Preheat oven to 400 degrees.  Slice vegetables into slices about 1/4 inch thick. Drizzle half the olive on the bottom of a roasting pan.  Layer vegetables in the pan.  Drizzle with the rest of the olive oil, and sprinkle 1 Tbs oregano, red pepper flakes, and salt and pepper to taste.  Roast in the oven for about 30 minutes.  Remove from oven.  Sprinkle tomato and remaining herbs.  Drizzle a little extra olive oil and adjust seasonings, if desired. 

Monday, August 12, 2013

So Long Summer: Watermelon and Feta Salad




From now until the end of the summer, I have started a “So Long Summer” series, in which I will be highlighting my favorite summer fruits and vegetables, so we can all enjoy them one last time (or three or four more times, as the case may be), before they’re gone for the season.  First up, Watermelon and Feta salad!

I first learned this salad from reading Peanut Butter Fingers, one of my favorite healthy living blogs.  At first, I will admit it seemed kind of weird, but intriguing to me.  At the time I read about it, I happen to have half a watermelon and feta cheese in the fridge,  so I decided to give it a whirl.  Turns out, watermelon and feta are a winning combination! Something about the tangy salty creaminess of the feta makes it the perfect contrast to the cold and sweet of the watermelon.  J. and I have made it several times since then, and even brought to a party where it was a big hit. 

Watermelon and Feta Salad

Adapted from Peanut Butter Fingers


Note: The measurements are very fluid and you can use as much or as little as you want – I just eyeballed these measurements

  • 2 cups seedless watermelon, cubed
  • 2 cups arugula or any mixed salad greens you have (the peppery arugula goes great with the watermelon, but really any mix of greens will do)
  • Pinch of kosher salt and freshly ground pepper
  • A drizzle of olive (probably about 2-3 tsp)
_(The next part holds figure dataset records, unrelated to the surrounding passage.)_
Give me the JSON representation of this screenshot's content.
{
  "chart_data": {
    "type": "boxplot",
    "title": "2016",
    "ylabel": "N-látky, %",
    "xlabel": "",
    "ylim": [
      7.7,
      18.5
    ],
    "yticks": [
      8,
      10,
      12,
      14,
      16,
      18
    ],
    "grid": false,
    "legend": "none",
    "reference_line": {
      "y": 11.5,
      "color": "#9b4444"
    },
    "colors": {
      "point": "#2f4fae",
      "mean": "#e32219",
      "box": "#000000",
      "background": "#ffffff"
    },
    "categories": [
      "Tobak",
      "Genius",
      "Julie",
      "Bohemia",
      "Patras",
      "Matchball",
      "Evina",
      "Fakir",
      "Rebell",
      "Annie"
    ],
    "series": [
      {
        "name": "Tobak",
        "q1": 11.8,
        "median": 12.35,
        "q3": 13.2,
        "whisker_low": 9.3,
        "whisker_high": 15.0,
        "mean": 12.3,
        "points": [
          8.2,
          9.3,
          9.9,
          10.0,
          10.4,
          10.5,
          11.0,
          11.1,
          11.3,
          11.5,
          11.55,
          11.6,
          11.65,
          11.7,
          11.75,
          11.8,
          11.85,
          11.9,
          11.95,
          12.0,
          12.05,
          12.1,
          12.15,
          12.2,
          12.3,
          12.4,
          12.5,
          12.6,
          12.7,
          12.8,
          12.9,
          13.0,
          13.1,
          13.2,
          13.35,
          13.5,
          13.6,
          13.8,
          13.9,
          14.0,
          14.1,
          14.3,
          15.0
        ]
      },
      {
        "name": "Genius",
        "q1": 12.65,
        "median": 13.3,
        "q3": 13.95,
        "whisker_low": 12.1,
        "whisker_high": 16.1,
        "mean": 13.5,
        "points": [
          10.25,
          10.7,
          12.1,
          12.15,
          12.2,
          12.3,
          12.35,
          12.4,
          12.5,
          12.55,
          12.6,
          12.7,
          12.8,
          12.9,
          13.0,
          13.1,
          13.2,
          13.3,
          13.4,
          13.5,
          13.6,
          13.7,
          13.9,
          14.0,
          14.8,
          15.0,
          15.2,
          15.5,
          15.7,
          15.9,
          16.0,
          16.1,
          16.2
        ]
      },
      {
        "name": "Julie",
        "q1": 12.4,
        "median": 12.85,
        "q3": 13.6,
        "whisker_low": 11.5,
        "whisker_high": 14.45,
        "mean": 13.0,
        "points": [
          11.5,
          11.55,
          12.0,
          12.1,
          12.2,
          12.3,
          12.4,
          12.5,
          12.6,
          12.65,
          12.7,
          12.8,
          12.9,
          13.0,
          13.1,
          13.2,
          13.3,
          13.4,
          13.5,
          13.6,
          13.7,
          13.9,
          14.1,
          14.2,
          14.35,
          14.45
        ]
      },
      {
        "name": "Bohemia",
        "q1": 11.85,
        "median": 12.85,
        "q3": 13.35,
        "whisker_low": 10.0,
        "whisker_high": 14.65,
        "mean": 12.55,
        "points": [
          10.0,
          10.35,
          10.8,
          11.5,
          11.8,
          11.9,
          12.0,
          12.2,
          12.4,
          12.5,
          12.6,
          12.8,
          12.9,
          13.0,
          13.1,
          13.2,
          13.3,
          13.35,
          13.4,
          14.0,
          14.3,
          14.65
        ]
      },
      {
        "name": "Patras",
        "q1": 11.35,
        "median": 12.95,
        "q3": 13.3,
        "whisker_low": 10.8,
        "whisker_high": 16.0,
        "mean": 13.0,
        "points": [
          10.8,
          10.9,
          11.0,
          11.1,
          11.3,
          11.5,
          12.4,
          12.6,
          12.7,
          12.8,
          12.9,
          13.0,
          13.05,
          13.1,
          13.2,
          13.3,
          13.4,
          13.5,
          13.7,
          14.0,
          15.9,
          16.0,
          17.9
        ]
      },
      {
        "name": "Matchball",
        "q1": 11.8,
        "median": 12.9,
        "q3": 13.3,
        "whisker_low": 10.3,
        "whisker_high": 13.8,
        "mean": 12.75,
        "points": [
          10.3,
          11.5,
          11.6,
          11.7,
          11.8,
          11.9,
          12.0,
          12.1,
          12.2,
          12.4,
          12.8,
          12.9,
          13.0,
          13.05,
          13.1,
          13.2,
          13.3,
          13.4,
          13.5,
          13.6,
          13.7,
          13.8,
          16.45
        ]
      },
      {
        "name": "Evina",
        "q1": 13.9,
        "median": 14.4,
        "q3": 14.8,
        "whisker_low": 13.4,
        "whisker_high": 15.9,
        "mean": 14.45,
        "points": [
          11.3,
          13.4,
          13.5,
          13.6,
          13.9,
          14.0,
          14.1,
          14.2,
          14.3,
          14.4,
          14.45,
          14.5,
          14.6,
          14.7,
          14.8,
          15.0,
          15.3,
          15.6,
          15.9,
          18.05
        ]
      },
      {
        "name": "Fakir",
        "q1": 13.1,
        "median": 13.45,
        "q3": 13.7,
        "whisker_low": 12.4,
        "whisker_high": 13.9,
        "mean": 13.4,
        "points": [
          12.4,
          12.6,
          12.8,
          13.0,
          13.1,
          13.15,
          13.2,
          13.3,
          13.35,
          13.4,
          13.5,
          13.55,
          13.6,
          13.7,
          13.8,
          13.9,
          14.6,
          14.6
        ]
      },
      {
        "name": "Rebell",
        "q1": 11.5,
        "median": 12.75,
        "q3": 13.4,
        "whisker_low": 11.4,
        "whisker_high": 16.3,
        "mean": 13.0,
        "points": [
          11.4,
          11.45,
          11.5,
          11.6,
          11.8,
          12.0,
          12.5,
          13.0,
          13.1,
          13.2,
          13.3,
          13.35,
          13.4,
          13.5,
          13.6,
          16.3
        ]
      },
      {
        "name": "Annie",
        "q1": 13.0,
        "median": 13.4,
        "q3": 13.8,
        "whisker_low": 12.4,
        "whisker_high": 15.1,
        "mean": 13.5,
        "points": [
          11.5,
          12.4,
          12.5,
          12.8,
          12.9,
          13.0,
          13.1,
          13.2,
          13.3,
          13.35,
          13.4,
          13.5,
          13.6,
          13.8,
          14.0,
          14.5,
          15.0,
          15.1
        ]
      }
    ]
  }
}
Place a layer of salad greens into a bowl.  Layer the watermelon and feta on top.  Sprinkle salt and pepper.  Just before serving, drizzle olive oil on top.  Serves 2.

Monday, August 5, 2013

Fuji Apple and Gorgonzola Salad



A few weeks ago, I had a lovely lunch with the even lovelier book club ladies, at the Iron Monkey, a cool bar/restaurant in Jersey City.  Since I wanted to keep the meal nice and light, I ordered the Fuji Apple and Endive Salad.  This salad is so simple, yet oh so tasty – the crisp sweetness of the apple was complemented nicely by the sweet and salty candied pecans and the creamy tang of the gorgonzola.  I enjoyed this salad so much I knew I had to try to recreate at home.  I made a few variations with what I had on hand at home – I may be biased, I actually think my version is better.

Fuji  Apple and Gorgonzola Salad


For the salad:

  • 2-3 cups Mixed salad greens
  • 1 Fuji apple, sliced
  • 1/2 cup crumbled gorgonzola cheese
  • 1/4 mixed nuts chopped

For for the apple cider vinaigrette:

  • 1/3 cup apple cider vinegar
  • 1/8 cup olive oil
  • 1 tsp honey
  • pinch of salt and pepper

Layer salad ingredients into a bowl.  In a separate bowl whisk together dressing ingredients.  Drizzle dressing lightly over salad. Serves 2.